Building with Discarded Stones: Spiritual Lessons and Discoveries Through L’Arche and Faith and Light

Timothy Stephen Buckley

Publisher: Xlibris Pages: 166 Price: (paperback) $16.99 ISBN: 9781664158290 Reviewed: August, 2021 Author Website: Visit »

In Building with Discarded Stones, Timothy Stephen Buckley draws on his experience working in the L’Arche and the Faith and Light communities to shed positive light on individuals living with intellectual and developmental disabilities.

After leaving a Milwaukee seminary, having realized the priesthood was not his vocation, Buckley volunteered at a camp for children and adolescents with cognitive and developmental issues. Beneath the screams, flapping arms and seizures he encountered, he soon realized these individuals had unique characters and personalities. He understood that their essence was to experience life from the heart and that their desires paralleled those of the world at large: care, attention, respect and acceptance and to love and be loved.

Buckley ultimately gravitated to the two organizations mentioned, established to help individuals often isolated outside the mainstream. In his book, he showcases these communities, which provide sanctuary for those with such challenges. Through his observations, readers glimpse people with disabilities and those who assist them in sharing life and friendship and in building community as responsible adults.

Buckley weaves profound, gentle portraits of core community members, including silent Linda, who communicates only through touch and harsh sounds; Bobbie, who tests his caretakers with aggressive moves; and Calvin, a young black man who helps an elderly white Alabama woman become more racially accepting. The narrative not only details challenges but also provides a heartfelt commentary with valuable life lessons that “people with disabilities serve as mirrors for us all.”
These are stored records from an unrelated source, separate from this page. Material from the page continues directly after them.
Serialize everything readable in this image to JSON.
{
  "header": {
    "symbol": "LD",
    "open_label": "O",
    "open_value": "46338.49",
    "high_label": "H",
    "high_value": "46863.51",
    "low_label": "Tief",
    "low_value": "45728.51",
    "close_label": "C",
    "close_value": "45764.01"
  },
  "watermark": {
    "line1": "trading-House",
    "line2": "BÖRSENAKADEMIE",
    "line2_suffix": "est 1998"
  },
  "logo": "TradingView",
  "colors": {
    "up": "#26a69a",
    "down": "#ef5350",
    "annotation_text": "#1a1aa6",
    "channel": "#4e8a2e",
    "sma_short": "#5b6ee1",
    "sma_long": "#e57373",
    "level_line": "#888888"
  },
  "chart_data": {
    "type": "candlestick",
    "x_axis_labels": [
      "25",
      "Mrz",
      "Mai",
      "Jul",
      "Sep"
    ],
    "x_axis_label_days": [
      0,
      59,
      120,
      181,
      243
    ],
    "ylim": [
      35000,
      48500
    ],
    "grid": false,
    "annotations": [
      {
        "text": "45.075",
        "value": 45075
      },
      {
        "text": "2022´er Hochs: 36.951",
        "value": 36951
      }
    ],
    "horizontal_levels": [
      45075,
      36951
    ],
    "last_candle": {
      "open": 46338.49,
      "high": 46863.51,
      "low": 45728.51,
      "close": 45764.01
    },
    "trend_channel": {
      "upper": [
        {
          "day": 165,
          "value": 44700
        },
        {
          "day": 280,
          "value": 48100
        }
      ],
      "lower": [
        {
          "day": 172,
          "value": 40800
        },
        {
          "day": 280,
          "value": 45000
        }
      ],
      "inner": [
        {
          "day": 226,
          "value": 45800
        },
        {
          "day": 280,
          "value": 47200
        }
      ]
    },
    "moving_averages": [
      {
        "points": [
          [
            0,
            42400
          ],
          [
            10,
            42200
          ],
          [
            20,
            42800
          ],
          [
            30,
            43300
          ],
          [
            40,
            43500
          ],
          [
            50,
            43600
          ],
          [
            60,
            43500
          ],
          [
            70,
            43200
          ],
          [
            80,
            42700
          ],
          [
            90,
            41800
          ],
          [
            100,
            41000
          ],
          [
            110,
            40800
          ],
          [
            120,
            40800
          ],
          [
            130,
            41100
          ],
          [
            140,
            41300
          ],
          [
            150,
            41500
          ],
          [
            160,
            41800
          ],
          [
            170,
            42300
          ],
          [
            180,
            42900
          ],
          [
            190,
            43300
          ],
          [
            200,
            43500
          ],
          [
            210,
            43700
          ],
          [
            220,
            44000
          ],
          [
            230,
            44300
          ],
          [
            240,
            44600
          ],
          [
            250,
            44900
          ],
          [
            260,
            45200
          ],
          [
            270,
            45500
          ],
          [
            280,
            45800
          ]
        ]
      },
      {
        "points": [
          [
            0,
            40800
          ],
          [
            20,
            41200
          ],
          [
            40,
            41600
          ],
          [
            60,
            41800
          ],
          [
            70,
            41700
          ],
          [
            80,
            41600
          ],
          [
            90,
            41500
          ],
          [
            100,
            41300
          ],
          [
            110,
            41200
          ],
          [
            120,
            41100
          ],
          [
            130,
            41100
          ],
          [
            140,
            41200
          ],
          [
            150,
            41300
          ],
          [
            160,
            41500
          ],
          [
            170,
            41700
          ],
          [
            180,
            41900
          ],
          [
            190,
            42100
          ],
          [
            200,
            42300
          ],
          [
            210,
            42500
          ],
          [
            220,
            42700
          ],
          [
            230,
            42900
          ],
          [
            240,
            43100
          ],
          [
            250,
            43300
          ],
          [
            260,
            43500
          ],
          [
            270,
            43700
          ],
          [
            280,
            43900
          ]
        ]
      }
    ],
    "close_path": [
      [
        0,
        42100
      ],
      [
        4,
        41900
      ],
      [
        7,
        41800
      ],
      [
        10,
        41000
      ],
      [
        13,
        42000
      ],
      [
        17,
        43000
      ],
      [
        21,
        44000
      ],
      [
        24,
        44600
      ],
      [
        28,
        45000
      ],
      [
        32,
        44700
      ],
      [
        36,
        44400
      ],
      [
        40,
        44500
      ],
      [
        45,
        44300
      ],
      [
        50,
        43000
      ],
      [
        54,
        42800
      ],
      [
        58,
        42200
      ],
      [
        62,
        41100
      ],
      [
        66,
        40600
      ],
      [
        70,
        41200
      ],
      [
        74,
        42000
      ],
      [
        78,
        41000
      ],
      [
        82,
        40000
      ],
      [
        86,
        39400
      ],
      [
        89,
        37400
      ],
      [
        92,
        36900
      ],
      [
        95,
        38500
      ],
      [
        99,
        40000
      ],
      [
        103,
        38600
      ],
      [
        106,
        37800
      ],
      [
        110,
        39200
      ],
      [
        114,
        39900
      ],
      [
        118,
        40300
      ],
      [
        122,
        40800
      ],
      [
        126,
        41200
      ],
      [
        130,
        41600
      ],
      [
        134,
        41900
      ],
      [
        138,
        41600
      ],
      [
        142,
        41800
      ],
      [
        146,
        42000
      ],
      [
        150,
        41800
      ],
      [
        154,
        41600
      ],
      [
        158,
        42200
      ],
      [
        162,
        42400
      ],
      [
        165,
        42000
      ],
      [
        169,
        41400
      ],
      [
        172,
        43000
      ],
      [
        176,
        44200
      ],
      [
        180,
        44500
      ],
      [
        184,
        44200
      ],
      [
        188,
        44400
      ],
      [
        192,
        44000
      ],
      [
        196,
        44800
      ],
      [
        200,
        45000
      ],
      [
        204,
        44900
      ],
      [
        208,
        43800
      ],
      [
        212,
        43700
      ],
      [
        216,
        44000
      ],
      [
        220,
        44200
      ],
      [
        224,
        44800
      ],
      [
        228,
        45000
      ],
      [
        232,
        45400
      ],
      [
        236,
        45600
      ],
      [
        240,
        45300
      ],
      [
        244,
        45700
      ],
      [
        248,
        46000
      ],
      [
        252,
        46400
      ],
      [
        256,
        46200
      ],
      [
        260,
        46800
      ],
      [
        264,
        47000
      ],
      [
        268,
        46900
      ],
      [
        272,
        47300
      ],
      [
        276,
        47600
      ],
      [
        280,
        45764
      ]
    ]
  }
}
There are some missing words in the text. Additionally, the stone photos that appear at the opening of each chapter lack artful dynamic representation of the subject matter. But these are minor issues.

Buckley clearly views the people at the heart of these communities as “agents in the project of humanization.” For readers looking for better understanding of individuals with developmental and physical differences, this honest, sensitive, well-written volume of engaging stories illuminates their willingness to embrace the world, despite an often-judgmental society.